Carlos Pio sought to explain why among Brazilian social scientists there exists a relative lack of interest in the United States and foreign countries in general. This is particularly troubling in the former case, he argued, because of the growing consensus in Brazil that Brazilian institutions need to be remodeled in the guise of U.S. ones. First, Brazilian academics are not only neglecting to study the United States, they are not studying any of the rest of the world. Brazilians are very inward-oriented and so prefer to study their own country. Many Brazilians do study abroad in the United States, but again, focus on Brazil while there. However, while U.S. studies might not be their main interest, Pio argued that those who study in the United States (especially economists) are greatly influenced by U.S. values and ideas.
Cynthia Arnson highlighted the relative ambivalence of Brazilian academics' interest in studying the United States, and underscored the importance of gaining a better understanding.
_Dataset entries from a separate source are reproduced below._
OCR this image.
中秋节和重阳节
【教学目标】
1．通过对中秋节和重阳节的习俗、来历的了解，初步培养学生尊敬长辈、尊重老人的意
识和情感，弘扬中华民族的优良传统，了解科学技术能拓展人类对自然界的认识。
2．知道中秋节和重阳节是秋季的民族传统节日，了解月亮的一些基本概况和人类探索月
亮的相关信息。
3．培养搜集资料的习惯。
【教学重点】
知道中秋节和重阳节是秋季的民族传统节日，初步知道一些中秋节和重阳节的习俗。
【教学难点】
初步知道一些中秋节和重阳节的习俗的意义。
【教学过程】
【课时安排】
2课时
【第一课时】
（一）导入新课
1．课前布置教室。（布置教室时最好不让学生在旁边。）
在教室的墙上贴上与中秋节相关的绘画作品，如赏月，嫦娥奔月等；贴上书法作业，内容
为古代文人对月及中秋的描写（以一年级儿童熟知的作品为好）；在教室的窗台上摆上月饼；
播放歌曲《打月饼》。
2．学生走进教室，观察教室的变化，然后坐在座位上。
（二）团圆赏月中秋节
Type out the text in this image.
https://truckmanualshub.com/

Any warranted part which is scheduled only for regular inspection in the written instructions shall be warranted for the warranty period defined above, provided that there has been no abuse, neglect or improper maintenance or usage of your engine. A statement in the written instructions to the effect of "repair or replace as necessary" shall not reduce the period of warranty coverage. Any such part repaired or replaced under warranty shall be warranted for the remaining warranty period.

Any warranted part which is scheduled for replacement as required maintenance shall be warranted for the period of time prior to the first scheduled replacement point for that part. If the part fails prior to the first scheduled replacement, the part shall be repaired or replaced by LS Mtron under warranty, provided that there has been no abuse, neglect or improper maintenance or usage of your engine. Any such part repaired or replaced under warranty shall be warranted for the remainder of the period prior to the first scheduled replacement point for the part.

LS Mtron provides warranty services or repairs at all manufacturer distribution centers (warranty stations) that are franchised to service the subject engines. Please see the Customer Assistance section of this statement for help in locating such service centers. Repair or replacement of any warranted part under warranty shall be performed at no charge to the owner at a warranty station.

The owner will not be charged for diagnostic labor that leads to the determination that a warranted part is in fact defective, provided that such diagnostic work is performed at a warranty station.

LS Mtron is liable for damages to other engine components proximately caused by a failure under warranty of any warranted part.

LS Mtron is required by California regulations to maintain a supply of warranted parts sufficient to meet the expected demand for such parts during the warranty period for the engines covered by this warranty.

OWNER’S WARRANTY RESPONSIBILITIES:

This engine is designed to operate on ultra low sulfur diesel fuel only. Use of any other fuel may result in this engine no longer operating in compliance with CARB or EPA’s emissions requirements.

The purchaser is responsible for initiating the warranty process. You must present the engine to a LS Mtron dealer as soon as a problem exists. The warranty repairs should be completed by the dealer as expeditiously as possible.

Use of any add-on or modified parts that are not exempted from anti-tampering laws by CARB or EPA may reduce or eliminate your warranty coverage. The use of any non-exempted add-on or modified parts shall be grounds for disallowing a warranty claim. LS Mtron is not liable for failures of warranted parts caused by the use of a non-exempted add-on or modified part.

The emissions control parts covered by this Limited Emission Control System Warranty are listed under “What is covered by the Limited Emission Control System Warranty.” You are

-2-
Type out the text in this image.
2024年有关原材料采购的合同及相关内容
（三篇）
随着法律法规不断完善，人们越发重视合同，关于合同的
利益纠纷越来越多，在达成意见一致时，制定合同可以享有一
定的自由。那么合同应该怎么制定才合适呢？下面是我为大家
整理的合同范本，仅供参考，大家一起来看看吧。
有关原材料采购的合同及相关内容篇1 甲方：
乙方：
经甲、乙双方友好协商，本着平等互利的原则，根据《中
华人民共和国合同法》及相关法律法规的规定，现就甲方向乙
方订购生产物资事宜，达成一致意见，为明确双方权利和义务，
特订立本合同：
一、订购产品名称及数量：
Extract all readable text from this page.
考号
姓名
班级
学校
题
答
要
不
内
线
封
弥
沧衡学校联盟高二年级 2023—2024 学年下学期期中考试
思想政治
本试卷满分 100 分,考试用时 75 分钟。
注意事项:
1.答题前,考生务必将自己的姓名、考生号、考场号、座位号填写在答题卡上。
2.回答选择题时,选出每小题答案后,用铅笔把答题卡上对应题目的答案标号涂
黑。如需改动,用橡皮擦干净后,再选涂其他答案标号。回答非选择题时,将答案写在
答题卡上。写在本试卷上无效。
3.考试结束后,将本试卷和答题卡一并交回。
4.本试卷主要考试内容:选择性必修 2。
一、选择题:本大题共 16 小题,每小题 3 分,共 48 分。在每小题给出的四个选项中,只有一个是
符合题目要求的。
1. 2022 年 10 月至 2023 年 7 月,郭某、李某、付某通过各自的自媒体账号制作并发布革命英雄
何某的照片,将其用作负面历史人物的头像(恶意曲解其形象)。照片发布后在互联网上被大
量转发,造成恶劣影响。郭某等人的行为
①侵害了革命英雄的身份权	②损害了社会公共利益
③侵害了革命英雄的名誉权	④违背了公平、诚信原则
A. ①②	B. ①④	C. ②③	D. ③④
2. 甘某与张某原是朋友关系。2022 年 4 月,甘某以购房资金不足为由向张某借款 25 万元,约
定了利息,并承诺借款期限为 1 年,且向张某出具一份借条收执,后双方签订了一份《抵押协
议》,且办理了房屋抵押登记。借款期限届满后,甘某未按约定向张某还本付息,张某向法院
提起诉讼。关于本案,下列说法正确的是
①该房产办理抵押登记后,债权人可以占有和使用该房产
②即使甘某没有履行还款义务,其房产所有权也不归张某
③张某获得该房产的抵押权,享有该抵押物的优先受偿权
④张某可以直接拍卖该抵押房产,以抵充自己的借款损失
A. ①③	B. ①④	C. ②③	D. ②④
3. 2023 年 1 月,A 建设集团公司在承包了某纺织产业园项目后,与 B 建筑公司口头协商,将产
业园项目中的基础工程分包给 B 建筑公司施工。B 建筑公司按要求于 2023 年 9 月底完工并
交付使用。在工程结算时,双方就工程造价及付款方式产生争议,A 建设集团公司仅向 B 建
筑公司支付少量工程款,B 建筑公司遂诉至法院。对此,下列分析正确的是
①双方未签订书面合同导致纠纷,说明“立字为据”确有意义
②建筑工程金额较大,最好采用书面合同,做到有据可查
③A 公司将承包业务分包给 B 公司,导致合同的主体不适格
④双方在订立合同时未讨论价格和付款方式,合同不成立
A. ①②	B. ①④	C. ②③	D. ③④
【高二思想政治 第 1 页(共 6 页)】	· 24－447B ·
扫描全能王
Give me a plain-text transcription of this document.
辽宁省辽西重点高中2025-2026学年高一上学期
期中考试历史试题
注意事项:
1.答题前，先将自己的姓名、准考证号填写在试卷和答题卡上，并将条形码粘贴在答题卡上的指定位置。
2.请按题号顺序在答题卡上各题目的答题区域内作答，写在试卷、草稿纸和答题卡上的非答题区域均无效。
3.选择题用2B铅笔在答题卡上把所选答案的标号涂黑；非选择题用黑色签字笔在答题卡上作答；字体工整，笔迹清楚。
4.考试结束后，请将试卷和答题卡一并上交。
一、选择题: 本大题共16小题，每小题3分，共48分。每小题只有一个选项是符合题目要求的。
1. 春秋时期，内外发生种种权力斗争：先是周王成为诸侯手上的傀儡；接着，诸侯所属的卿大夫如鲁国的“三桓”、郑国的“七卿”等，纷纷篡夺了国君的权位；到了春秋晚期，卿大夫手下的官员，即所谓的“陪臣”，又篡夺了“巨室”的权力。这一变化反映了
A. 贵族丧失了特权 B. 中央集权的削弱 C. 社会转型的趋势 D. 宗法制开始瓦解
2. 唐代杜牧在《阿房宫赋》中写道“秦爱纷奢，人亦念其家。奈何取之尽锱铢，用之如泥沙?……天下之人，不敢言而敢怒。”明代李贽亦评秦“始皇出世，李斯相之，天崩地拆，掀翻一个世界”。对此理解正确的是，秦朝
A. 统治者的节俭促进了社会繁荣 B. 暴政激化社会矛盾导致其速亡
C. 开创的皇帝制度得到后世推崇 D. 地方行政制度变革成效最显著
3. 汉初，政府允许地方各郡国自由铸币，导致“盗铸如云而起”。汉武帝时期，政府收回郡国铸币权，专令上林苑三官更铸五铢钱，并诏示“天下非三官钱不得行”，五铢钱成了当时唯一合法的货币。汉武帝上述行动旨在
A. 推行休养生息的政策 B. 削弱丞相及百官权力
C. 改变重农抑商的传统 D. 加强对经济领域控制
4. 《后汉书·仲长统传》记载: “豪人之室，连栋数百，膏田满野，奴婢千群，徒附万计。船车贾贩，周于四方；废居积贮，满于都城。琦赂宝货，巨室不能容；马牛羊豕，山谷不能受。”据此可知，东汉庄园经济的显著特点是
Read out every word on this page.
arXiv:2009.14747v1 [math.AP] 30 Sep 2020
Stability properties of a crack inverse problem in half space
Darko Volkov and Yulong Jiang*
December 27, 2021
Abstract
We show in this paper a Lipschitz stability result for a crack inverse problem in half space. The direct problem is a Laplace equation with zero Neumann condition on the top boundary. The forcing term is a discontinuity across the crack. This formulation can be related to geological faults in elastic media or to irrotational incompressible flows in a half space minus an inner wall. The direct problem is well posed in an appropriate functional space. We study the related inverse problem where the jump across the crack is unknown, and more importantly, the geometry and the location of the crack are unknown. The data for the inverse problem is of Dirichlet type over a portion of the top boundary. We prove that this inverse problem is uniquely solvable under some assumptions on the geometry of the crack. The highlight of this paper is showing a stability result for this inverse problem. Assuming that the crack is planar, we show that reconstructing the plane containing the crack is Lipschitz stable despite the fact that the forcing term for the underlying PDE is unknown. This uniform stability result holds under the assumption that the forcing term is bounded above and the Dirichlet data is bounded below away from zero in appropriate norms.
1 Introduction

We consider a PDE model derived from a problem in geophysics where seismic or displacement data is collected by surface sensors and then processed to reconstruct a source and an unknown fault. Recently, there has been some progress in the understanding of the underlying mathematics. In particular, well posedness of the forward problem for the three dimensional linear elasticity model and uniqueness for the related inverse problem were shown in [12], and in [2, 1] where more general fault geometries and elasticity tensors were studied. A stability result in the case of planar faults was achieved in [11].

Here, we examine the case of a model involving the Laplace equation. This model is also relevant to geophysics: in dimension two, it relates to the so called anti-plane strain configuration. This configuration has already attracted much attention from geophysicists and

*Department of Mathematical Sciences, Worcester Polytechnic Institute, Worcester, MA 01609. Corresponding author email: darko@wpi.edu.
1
Knowledge of the United States is increasingly important for Brazil, given its recent insertion into the international system and the fact that Brazil is a more active, constructive international player than most other countries of its economic stature.
In the working group session prior to the meeting, Philippa Strum successfully proposed a change in nomenclature, arguing for the use of "U.S." instead "American," to avoid ethnocentrism. She also stressed the importance of taking an interdisciplinary approach to Brazil's advanced study and research of the United States.